Qihoo 360's report exposes U.S.'s hypocrisy in cybersecurity
Yuan Sha

Editor's note: Dr. Yuan Sha is an assistant research fellow with the Department for American Studies at the China Institute of International Studies. The article reflects the author's opinion, and not necessarily the views of CGTN.

Chinese cybersecurity firm Qihoo 360 dropped a bombshell report last week revealing a massive and sustained cyber espionage program operated by the Central Intelligence Agency (CIA) toward China. The revelation further exposes the U.S.'s hypocrisy in the cybersecurity realm.

China falls prey to U.S. cyber attacks

Qihoo 360 exposed a CIA-operated APT hacking group, code-named as APT-C-39, using a cyber weapon "Vault 7" against China. It also tracked down Joshua Adam Schulte, the former CIA employee who was charged by U.S. Federal prosecutors with leaking classified materials, as the man deeply involved in this program.

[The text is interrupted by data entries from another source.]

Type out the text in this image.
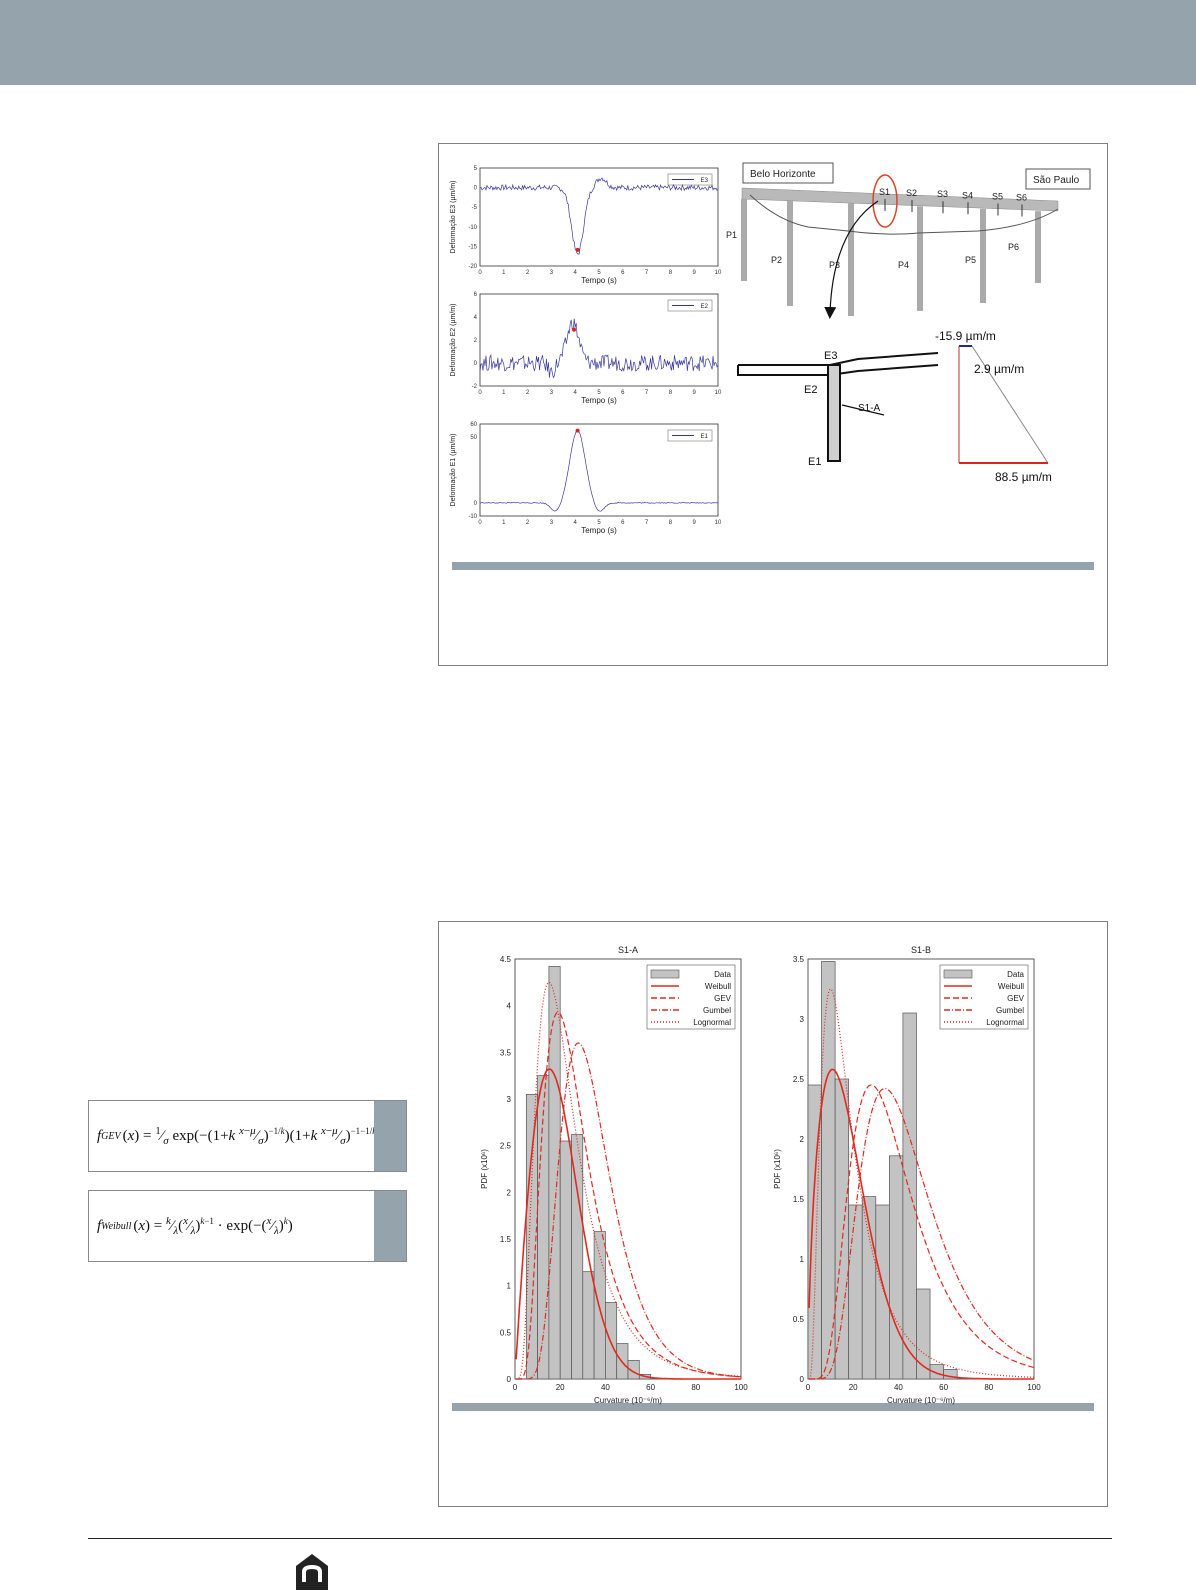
0	1	2	3	4	5	6	7	8	9	10
5
0
-5
-10
-15
-20
Tempo (s)
Deformação E3 (µm/m)	E3
0	1	2	3	4	5	6	7	8	9	10
6
4
2
0
-2
Tempo (s)
Deformação E2 (µm/m)	E2
0	1	2	3	4	5	6	7	8	9	10
60
50
0
-10
Tempo (s)
Deformação E1 (µm/m)	E1
Belo Horizonte
São Paulo
P1
P2	P3	P4	P5
P6
S1 S2 S3 S4 S5 S6
E3
E2
E1
S1-A
-15.9 µm/m
2.9 µm/m
88.5 µm/m
f GEV $(x) = ^1⁄_\sigma$ exp(−(1+k $^{x-\mu}⁄_\sigma)^{-1/k})(1+k$ $^{x-\mu}⁄_\sigma)^{-1-1/}$
f Weibull $(x) = ^k⁄_\lambda(^x⁄_\lambda)^{k-1}$ · $\exp(-(^x⁄_\lambda)^k)$
S1-A
0	20	40	60	80	100
0
0.5
1
1.5
2
2.5
3
3.5
4
4.5
Curvature (10⁻⁶/m)
PDF (x10⁶)
Data
Weibull
GEV
Gumbel
Lognormal
S1-B
0	20	40	60	80	100
0
0.5
1
1.5
2
2.5
3
3.5
Curvature (10⁻⁶/m)
PDF (x10⁶)
Data
Weibull
GEV
Gumbel
Lognormal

According to the report, the APT-C-39 group has been engaged in cyber infiltration and attacks targeting Chinese critical sectors for 11 years, including the space and aviation industry, scientific research institutions, oil industry, internet companies, and government agencies.

It is no surprise that China has long been a victim of U.S. cyber attacks. This report just revealed how massive and deep the CIA operations are attacking China, having gathered China's critical personal, commercial and government data and information which has seriously undermined the Chinese national security.  

Mike Pompeo testifies before the Senate Foreign Relations Committee for his nomination to become the secretary of state on Capitol Hill in Washington, DC, U.S., April 12, 2018. /Xinhua

Mike Pompeo testifies before the Senate Foreign Relations Committee for his nomination to become the secretary of state on Capitol Hill in Washington, DC, U.S., April 12, 2018. /Xinhua

A real 'hacker empire'

The U.S. intelligence community has developed a vast and sophisticated network using the most advanced cyber technologies to acquire information around the world, making it an undeniable "empire of hackers."

From the WikiLeaks revelation to Edward Snowden's case, the U.S. has been in the limelight of cyber espionage and attacks. The recent Crypto AG scandal revealed that the CIA had inserted an encryption "backdoor" in crytographic equipment after it acquired the Swiss company in the 1950s, which enabled the CIA to spy on governments of over 120 countries for decades.

The Qihoo 360 report serves as another piece of evidence. According to cyber expert Pierluigi Paganini, Qihoo 360's findings are consistent with the analysis of other cybersecurity firms, such as Kaspersky and Symantec, which also tracked CIA hackers.

But the U.S. is able to walk away from these scandals largely unscathed. In fact, it is so proud of its cyber intelligence activities that U.S. Secretary of State Mike Pompeo once proclaimed, "I was the CIA director – we lied, we cheated, we stole." And U.S. allies who fell victim chose to be acquiescent for fear of antagonizing their patron.

Cyberspace as a frontier of 'great power competition'

Dedicated to maintaining global unrivaled primacy, the U.S. is turning cyberspace into a frontier of "great power competition."

Standing at the vantage point of paramount cyber power, the U.S. is mounting aggressive cyber espionage and attacks on China. China's fledgling hi-tech sector is a clear target.

Take the space and aviation industry for example, China has made unprecedented advances such as accomplishing the world's first soft landing on the far side of the moon and launching the first Chinese-made C919 passenger jet. These accomplishments have given the U.S. a "Sputnik moment," prompting the country to restart its moon program and consider restricting sales of aircraft engines to China. As a result, cyber operations in the U.S. will definitely expand in this sector.

The U.S. has long been peddling the "China's a cybersecurity threat" theory to crack down on China in the sector and accusing China of violating the 2015 China-U.S. cyber agreement. It also went to great lengths to pressure allies to ban Chinese telecommunications firm Huawei from participating in the 5G roll-out by threatening withdrawing U.S. intelligence sharing.

But such far-fetched allegations without any evidence have been faced with widespread skepticism. As the world's biggest perpetrator of cyber attacks, dressing itself as the victim only exposes its hypocrisy.